OSLO (Reuters) - The European Aviation Safety Authority on Thursday grounded Airbus H225 LP and AS332 L2 Super Puma helicopters following the discovery of metal fatigue in the gearbox of a Super Puma that fatally crashed in Norway on April 29.
The flight ban was announced after Norway’s Civil Aviation Authority earlier extended its ban on flying the aircraft to include search and rescue missions.
The Super Pumas, a workhorse of the offshore oil industry, were banned from commercial traffic in Norway and Britain following the accident, but hitherto search and rescue missions had still been allowed.
“EASA has decided to prohibit all flights by the Airbus H225 LP and AS332 L2 helicopters as a precautionary measure and until further information is available,” EASA said in a statement.
In the April 29 crash the H225 Super Puma’s main rotor blades separated from the aircraft as it was ferrying passengers from a Norwegian offshore oil platform operated by Statoil. All 13 people on board were killed.
The findings were published in a preliminary report by Accident Investigation Board Norway (AIBN) on Wednesday, which urged EASA to take immediate action to ensure the safety of the helicopter’s main gearbox.
Statoil said in a separate statement it would find other ways of operating its emergency services for the Oseberg Field Centre and Statfjord B platforms in the North Sea.
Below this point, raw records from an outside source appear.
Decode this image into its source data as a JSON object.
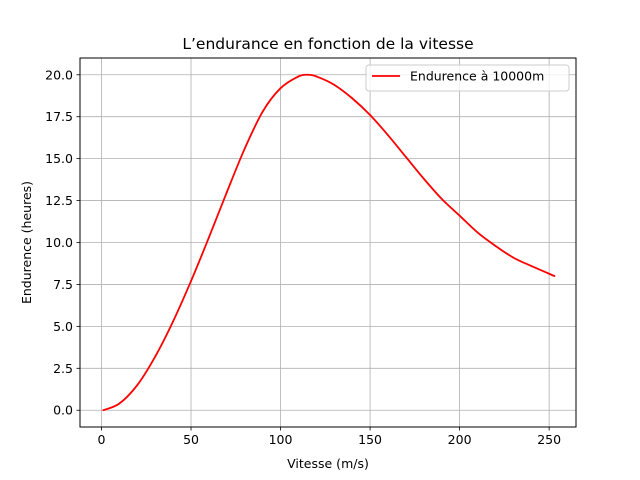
{
  "chart_data": {
    "type": "line",
    "title": "L’endurance en fonction de la vitesse",
    "xlabel": "Vitesse (m/s)",
    "ylabel": "Endurence (heures)",
    "xlim": [
      -12,
      265
    ],
    "ylim": [
      -1,
      21
    ],
    "xticks": [
      0,
      50,
      100,
      150,
      200,
      250
    ],
    "xtick_labels": [
      "0",
      "50",
      "100",
      "150",
      "200",
      "250"
    ],
    "yticks": [
      0,
      2.5,
      5,
      7.5,
      10,
      12.5,
      15,
      17.5,
      20
    ],
    "ytick_labels": [
      "0.0",
      "2.5",
      "5.0",
      "7.5",
      "10.0",
      "12.5",
      "15.0",
      "17.5",
      "20.0"
    ],
    "grid": true,
    "legend": {
      "position": "top-right"
    },
    "series": [
      {
        "name": "Endurence à 10000m",
        "color": "#ff0000",
        "x": [
          1,
          10,
          20,
          30,
          40,
          50,
          60,
          70,
          80,
          90,
          100,
          110,
          115,
          120,
          130,
          140,
          150,
          160,
          170,
          180,
          190,
          200,
          210,
          220,
          230,
          240,
          253
        ],
        "y": [
          0,
          0.4,
          1.5,
          3.2,
          5.3,
          7.7,
          10.3,
          13.0,
          15.6,
          17.8,
          19.2,
          19.9,
          20.0,
          19.9,
          19.4,
          18.6,
          17.6,
          16.4,
          15.1,
          13.8,
          12.6,
          11.6,
          10.6,
          9.8,
          9.1,
          8.6,
          8.0
        ]
      }
    ]
  }
}
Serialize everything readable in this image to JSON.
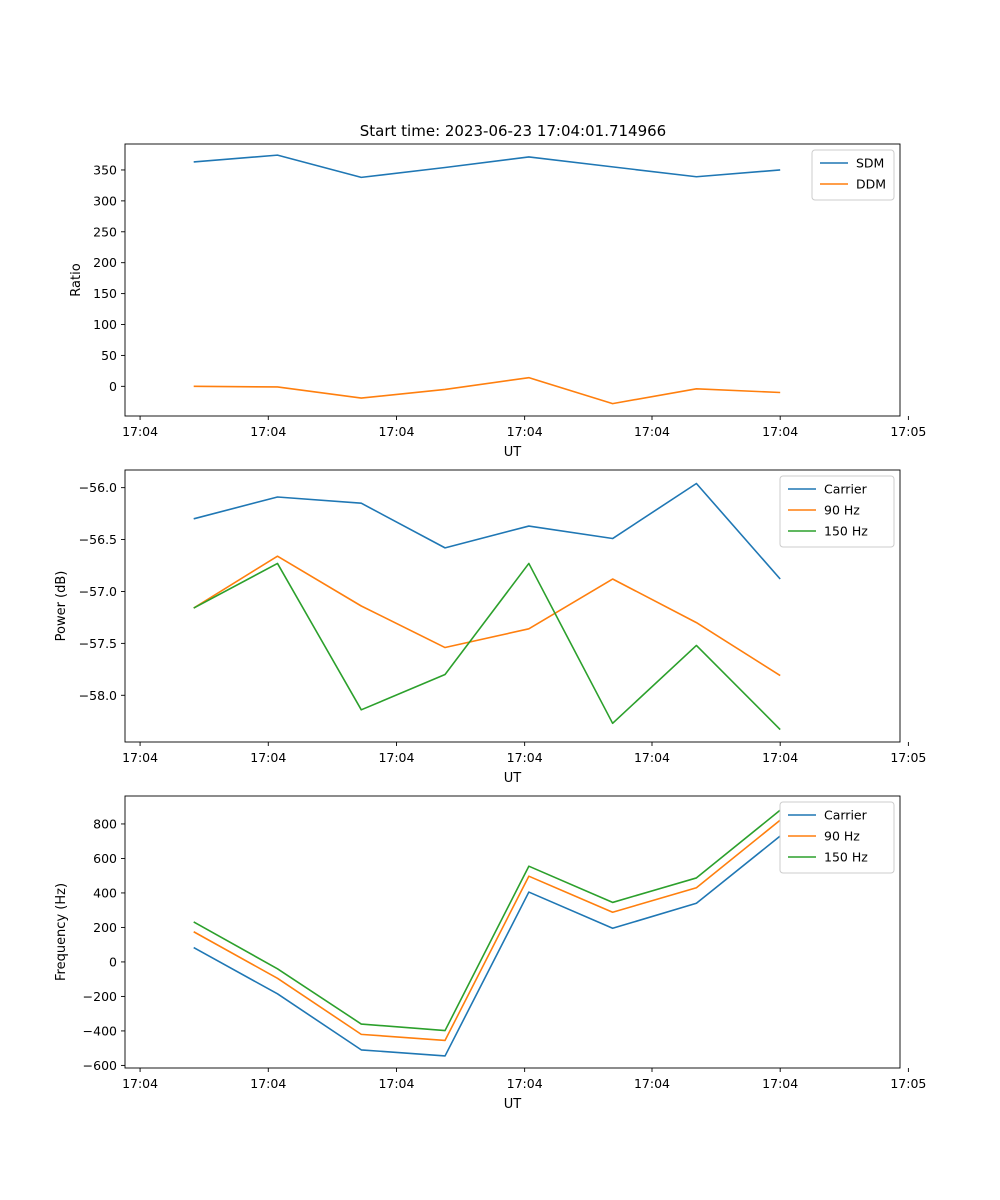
{
  "figure": {
    "title": "Start time: 2023-06-23 17:04:01.714966"
  },
  "chart_data": [
    {
      "type": "line",
      "title": "Start time: 2023-06-23 17:04:01.714966",
      "xlabel": "UT",
      "ylabel": "Ratio",
      "x": [
        1,
        2,
        3,
        4,
        5,
        6,
        7,
        8
      ],
      "xlim": [
        0.18,
        9.43
      ],
      "x_ticks": [
        0.36,
        1.89,
        3.42,
        4.95,
        6.47,
        8.0,
        9.53
      ],
      "x_tick_labels": [
        "17:04",
        "17:04",
        "17:04",
        "17:04",
        "17:04",
        "17:04",
        "17:05"
      ],
      "ylim": [
        -48,
        392
      ],
      "y_ticks": [
        0,
        50,
        100,
        150,
        200,
        250,
        300,
        350
      ],
      "y_tick_labels": [
        "0",
        "50",
        "100",
        "150",
        "200",
        "250",
        "300",
        "350"
      ],
      "grid": false,
      "legend_position": "top-right",
      "series": [
        {
          "name": "SDM",
          "color": "#1f77b4",
          "values": [
            363,
            374,
            338,
            354,
            371,
            355,
            339,
            350
          ]
        },
        {
          "name": "DDM",
          "color": "#ff7f0e",
          "values": [
            0,
            -1,
            -19,
            -5,
            14,
            -28,
            -4,
            -10
          ]
        }
      ]
    },
    {
      "type": "line",
      "title": "",
      "xlabel": "UT",
      "ylabel": "Power (dB)",
      "x": [
        1,
        2,
        3,
        4,
        5,
        6,
        7,
        8
      ],
      "xlim": [
        0.18,
        9.43
      ],
      "x_ticks": [
        0.36,
        1.89,
        3.42,
        4.95,
        6.47,
        8.0,
        9.53
      ],
      "x_tick_labels": [
        "17:04",
        "17:04",
        "17:04",
        "17:04",
        "17:04",
        "17:04",
        "17:05"
      ],
      "ylim": [
        -58.45,
        -55.83
      ],
      "y_ticks": [
        -58.0,
        -57.5,
        -57.0,
        -56.5,
        -56.0
      ],
      "y_tick_labels": [
        "−58.0",
        "−57.5",
        "−57.0",
        "−56.5",
        "−56.0"
      ],
      "grid": false,
      "legend_position": "top-right",
      "series": [
        {
          "name": "Carrier",
          "color": "#1f77b4",
          "values": [
            -56.3,
            -56.09,
            -56.15,
            -56.58,
            -56.37,
            -56.49,
            -55.96,
            -56.88
          ]
        },
        {
          "name": "90 Hz",
          "color": "#ff7f0e",
          "values": [
            -57.16,
            -56.66,
            -57.14,
            -57.54,
            -57.36,
            -56.88,
            -57.3,
            -57.81
          ]
        },
        {
          "name": "150 Hz",
          "color": "#2ca02c",
          "values": [
            -57.16,
            -56.73,
            -58.14,
            -57.8,
            -56.73,
            -58.27,
            -57.52,
            -58.33
          ]
        }
      ]
    },
    {
      "type": "line",
      "title": "",
      "xlabel": "UT",
      "ylabel": "Frequency (Hz)",
      "x": [
        1,
        2,
        3,
        4,
        5,
        6,
        7,
        8
      ],
      "xlim": [
        0.18,
        9.43
      ],
      "x_ticks": [
        0.36,
        1.89,
        3.42,
        4.95,
        6.47,
        8.0,
        9.53
      ],
      "x_tick_labels": [
        "17:04",
        "17:04",
        "17:04",
        "17:04",
        "17:04",
        "17:04",
        "17:05"
      ],
      "ylim": [
        -615,
        962
      ],
      "y_ticks": [
        -600,
        -400,
        -200,
        0,
        200,
        400,
        600,
        800
      ],
      "y_tick_labels": [
        "−600",
        "−400",
        "−200",
        "0",
        "200",
        "400",
        "600",
        "800"
      ],
      "grid": false,
      "legend_position": "top-right",
      "series": [
        {
          "name": "Carrier",
          "color": "#1f77b4",
          "values": [
            83,
            -185,
            -510,
            -545,
            405,
            195,
            340,
            730
          ]
        },
        {
          "name": "90 Hz",
          "color": "#ff7f0e",
          "values": [
            175,
            -95,
            -420,
            -455,
            497,
            288,
            430,
            822
          ]
        },
        {
          "name": "150 Hz",
          "color": "#2ca02c",
          "values": [
            232,
            -40,
            -360,
            -398,
            555,
            345,
            487,
            880
          ]
        }
      ]
    }
  ]
}
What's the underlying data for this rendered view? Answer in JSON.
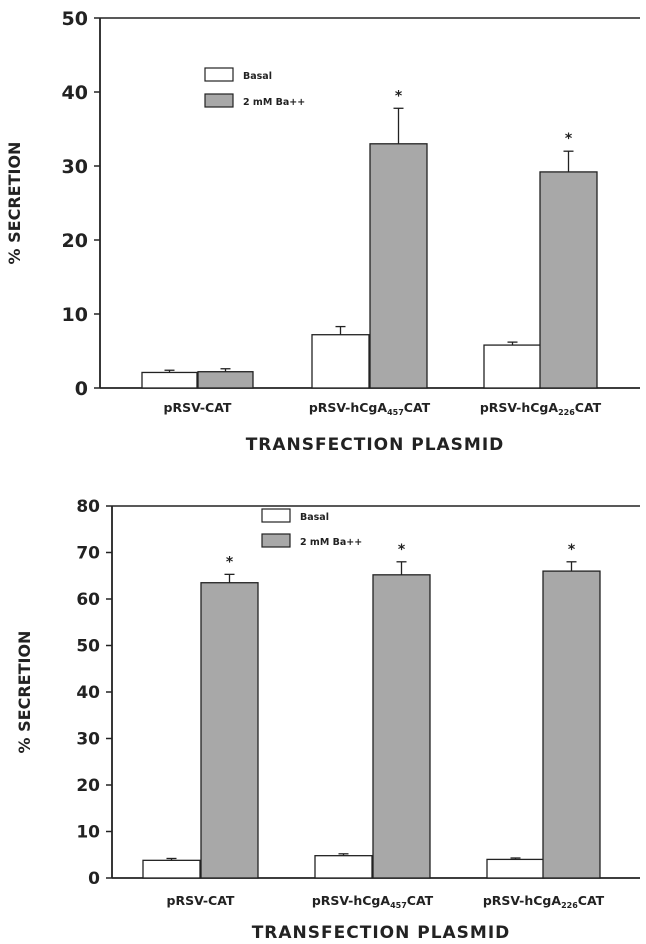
{
  "chart_data": [
    {
      "type": "bar",
      "ylabel": "% SECRETION",
      "xlabel": "TRANSFECTION PLASMID",
      "ylim": [
        0,
        50
      ],
      "yticks": [
        0,
        10,
        20,
        30,
        40,
        50
      ],
      "categories": [
        {
          "base": "pRSV-CAT",
          "sub": "",
          "suffix": ""
        },
        {
          "base": "pRSV-hCgA",
          "sub": "457",
          "suffix": "CAT"
        },
        {
          "base": "pRSV-hCgA",
          "sub": "226",
          "suffix": "CAT"
        }
      ],
      "series": [
        {
          "name": "Basal",
          "color": "#ffffff",
          "values": [
            2.1,
            7.2,
            5.8
          ],
          "errors": [
            0.3,
            1.1,
            0.4
          ]
        },
        {
          "name": "2 mM Ba++",
          "color": "#a8a8a8",
          "values": [
            2.2,
            33.0,
            29.2
          ],
          "errors": [
            0.4,
            4.8,
            2.8
          ]
        }
      ],
      "significance": [
        "",
        "*",
        "*"
      ],
      "legend": "top-left"
    },
    {
      "type": "bar",
      "ylabel": "% SECRETION",
      "xlabel": "TRANSFECTION PLASMID",
      "ylim": [
        0,
        80
      ],
      "yticks": [
        0,
        10,
        20,
        30,
        40,
        50,
        60,
        70,
        80
      ],
      "categories": [
        {
          "base": "pRSV-CAT",
          "sub": "",
          "suffix": ""
        },
        {
          "base": "pRSV-hCgA",
          "sub": "457",
          "suffix": "CAT"
        },
        {
          "base": "pRSV-hCgA",
          "sub": "226",
          "suffix": "CAT"
        }
      ],
      "series": [
        {
          "name": "Basal",
          "color": "#ffffff",
          "values": [
            3.8,
            4.8,
            4.0
          ],
          "errors": [
            0.4,
            0.4,
            0.3
          ]
        },
        {
          "name": "2 mM Ba++",
          "color": "#a8a8a8",
          "values": [
            63.5,
            65.2,
            66.0
          ],
          "errors": [
            1.8,
            2.8,
            2.0
          ]
        }
      ],
      "significance": [
        "*",
        "*",
        "*"
      ],
      "legend": "top-left"
    }
  ]
}
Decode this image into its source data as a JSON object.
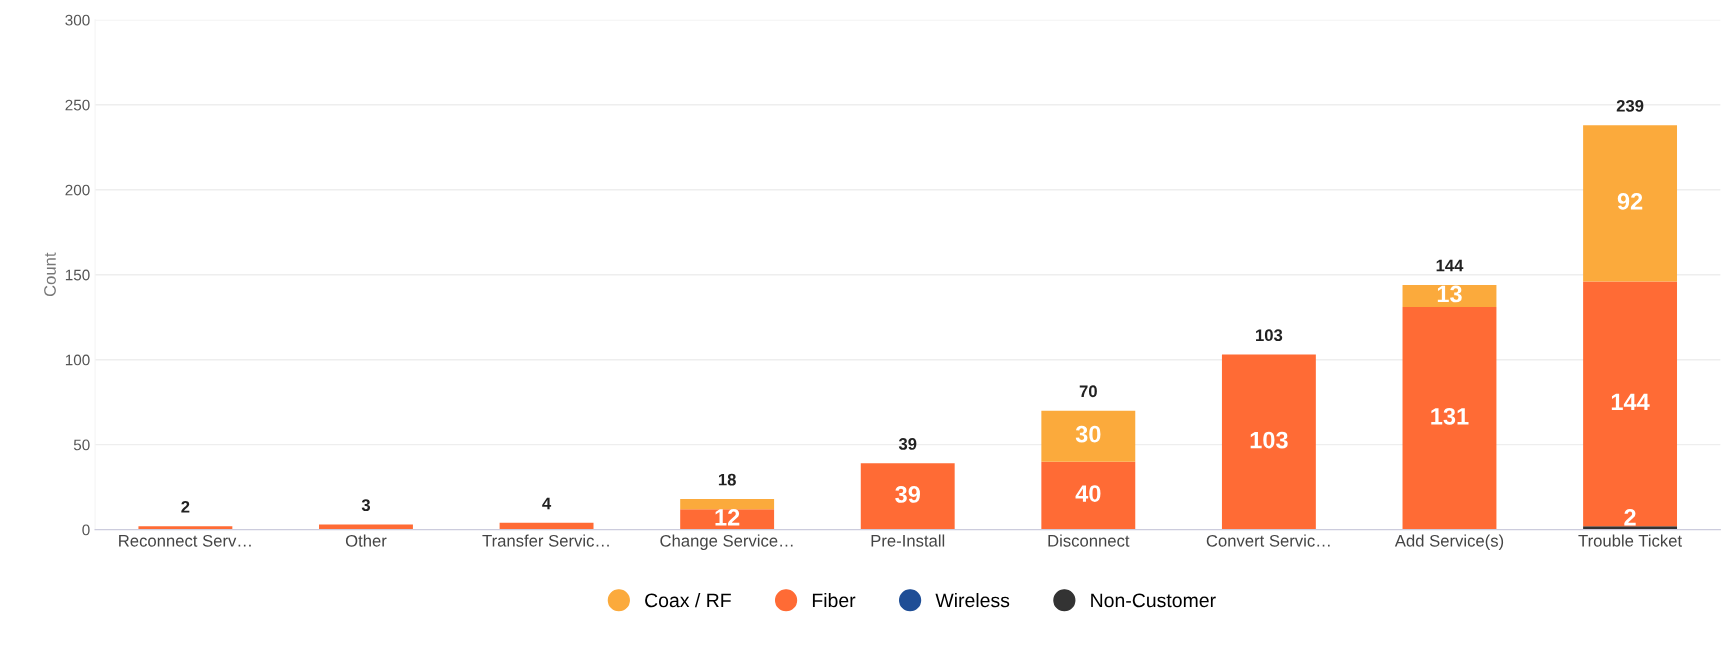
{
  "chart_data": {
    "type": "bar",
    "stacked": true,
    "ylabel": "Count",
    "categories": [
      "Reconnect Serv…",
      "Other",
      "Transfer Servic…",
      "Change Service…",
      "Pre-Install",
      "Disconnect",
      "Convert Servic…",
      "Add Service(s)",
      "Trouble Ticket"
    ],
    "series": [
      {
        "name": "Non-Customer",
        "color": "#333333",
        "values": [
          null,
          null,
          null,
          null,
          null,
          null,
          null,
          null,
          2
        ],
        "value_labels": [
          null,
          null,
          null,
          null,
          null,
          null,
          null,
          null,
          "2"
        ]
      },
      {
        "name": "Wireless",
        "color": "#1f4e96",
        "values": [
          null,
          null,
          null,
          null,
          null,
          null,
          null,
          null,
          null
        ]
      },
      {
        "name": "Fiber",
        "color": "#ff6b35",
        "values": [
          2,
          3,
          4,
          12,
          39,
          40,
          103,
          131,
          144
        ],
        "value_labels": [
          null,
          null,
          null,
          "12",
          "39",
          "40",
          "103",
          "131",
          "144"
        ]
      },
      {
        "name": "Coax / RF",
        "color": "#fbaa3c",
        "values": [
          null,
          null,
          null,
          6,
          null,
          30,
          null,
          13,
          92
        ],
        "value_labels": [
          null,
          null,
          null,
          null,
          null,
          "30",
          null,
          "13",
          "92"
        ]
      }
    ],
    "totals": [
      "2",
      "3",
      "4",
      "18",
      "39",
      "70",
      "103",
      "144",
      "239"
    ],
    "ylim": [
      0,
      300
    ],
    "yticks": [
      0,
      50,
      100,
      150,
      200,
      250,
      300
    ],
    "grid": "y",
    "legend": "bottom",
    "marker": "circle"
  }
}
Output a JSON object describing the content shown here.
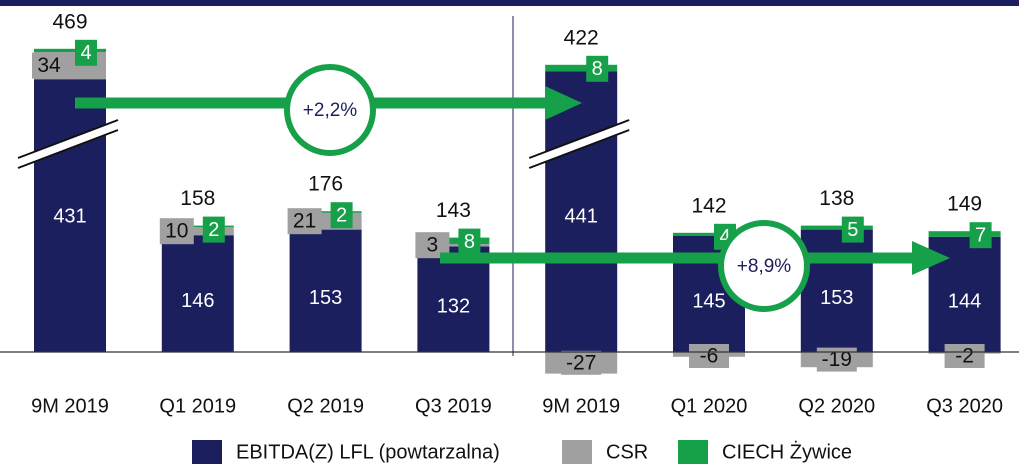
{
  "chart_data": {
    "type": "stacked_bar",
    "categories": [
      "9M 2019",
      "Q1 2019",
      "Q2 2019",
      "Q3 2019",
      "9M 2019",
      "Q1 2020",
      "Q2 2020",
      "Q3 2020"
    ],
    "series": [
      {
        "name": "EBITDA(Z) LFL (powtarzalna)",
        "color": "#1b1f5e",
        "values": [
          431,
          146,
          153,
          132,
          441,
          145,
          153,
          144
        ]
      },
      {
        "name": "CSR",
        "color": "#a0a0a0",
        "values": [
          34,
          10,
          21,
          3,
          -27,
          -6,
          -19,
          -2
        ]
      },
      {
        "name": "CIECH Żywice",
        "color": "#17a04a",
        "values": [
          4,
          2,
          2,
          8,
          8,
          4,
          5,
          7
        ]
      }
    ],
    "totals": [
      469,
      158,
      176,
      143,
      422,
      142,
      138,
      149
    ],
    "annotations": [
      "+2,2%",
      "+8,9%"
    ]
  }
}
“Statoil is currently mobilizing the necessary resources to safeguard preparedness requirements,” the company said.
The helicopter that crashed in April was working for the Norwegian firm and operated by Canadia-based group CHC Helicopter [CHCEL.UL].
CHC said it welcomed the latest report from the AIBN and that it had suspended all flights by the H225 aircraft as a result, even before the Norwegian ban was announced.
Airbus Helicopters declined to comment further as the investigation continues, a spokesman said on Thursday.
Investigators have ruled out human error, saying the crash was caused by a technical fault.
On Wednesday the AIBN said it had found metallurgical evidence “strongly consistent with fatigue” in a part of the gearbox, while adding it was focussing simultaneously on several different scenarios for the crash.
Previous Super Puma incidents linked to gearbox problems included a 2009 crash off Peterhead, Scotland, in which the rotor also flew off and 16 people died.
Airbus Helicopters told operators in a bulletin this week that there were “significant elements” differing from the 2009 crash, according to a copy seen by Reuters.
It placed most emphasis on a possible failure of one of the struts holding the rotors to the aircraft, saying that could have been caused by either faulty bolts or missing safety pins.
Design and production are the responsibility of Airbus Helicopters; maintenance is handled by CHC.